In our family, the birthday girl gets to have the birthday wreath hung on the front door in her honor. She gets to choose her birthday meal and the flavor and design of her cake. It's a day to celebrate!

But what do you do when that birthday girl isn't here to make those choices? It doesn't seem right to NOT celebrate in some fashion. However, when that birthday is forever tied to a sad anniversary just 3 months down the road, it's just hard. It's hard to know what to do. It's hard to push past the sadness to focus on the joy.


I don't get to mother Kristen the way I do her older sisters. Sometimes mothering those beautiful girls (a teenager and an almost teenager--need I say more?) brings me straight to my knees. For entirely different reasons, mothering Kristen brings me to the same place. It's all uncharted territory for me. None of it is the same. And I can't do any of it on my own.

And on days like this, when the tears flow so easily, knowing that she's perfect and whole and in the best possible place she could be just doesn't make the ache in my heart go away. I miss her with every fiber of my being.

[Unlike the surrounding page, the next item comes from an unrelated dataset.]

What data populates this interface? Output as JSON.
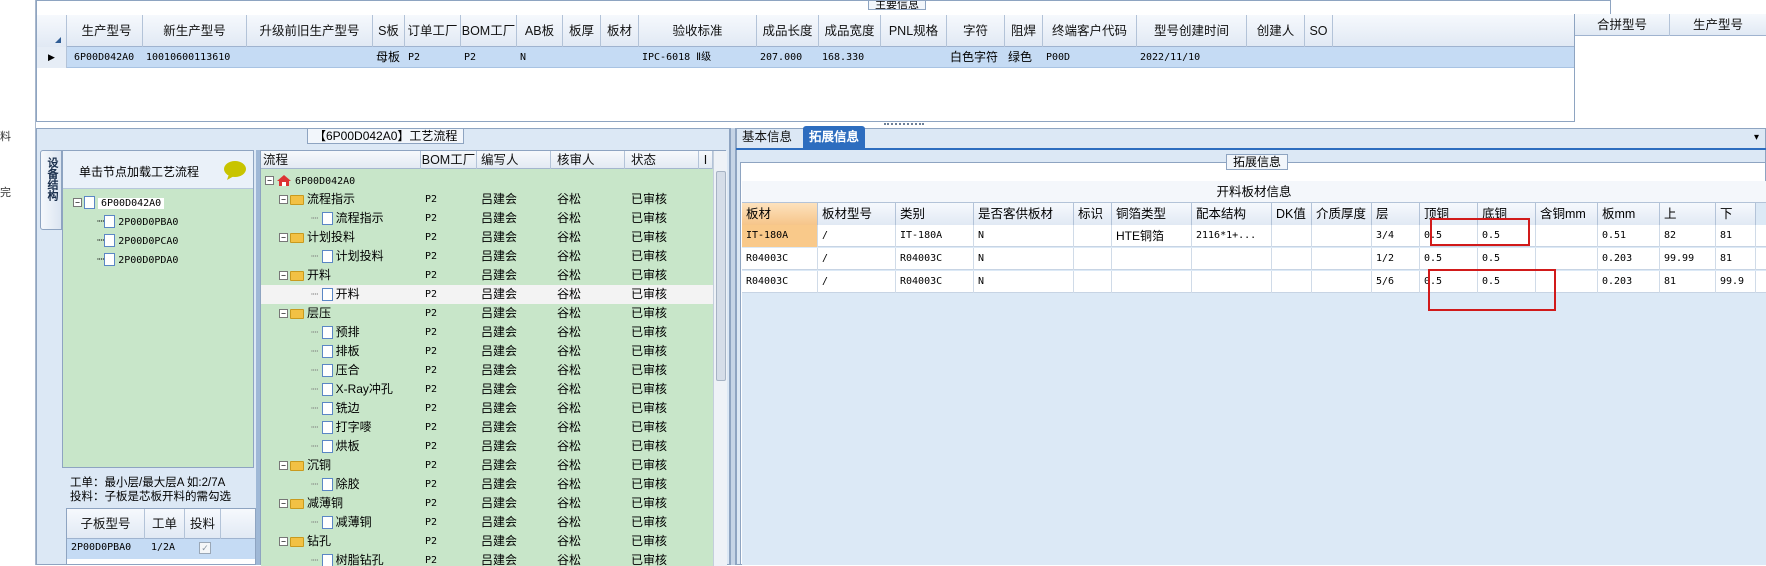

But mothering her is how I push through the sadness. Every bear knit, assembled and shipped...every card sent...every GriefShare session led...every remembrance of someone else's loved one. These are the ways I can mother her. And just like the mothering I do for her sisters, I always wish I was better at it.

So thankful for God's mercy and grace, and for my Emily and Grace...and Kristen. ♥

Happy 4th Heavenly Birthday, Little One.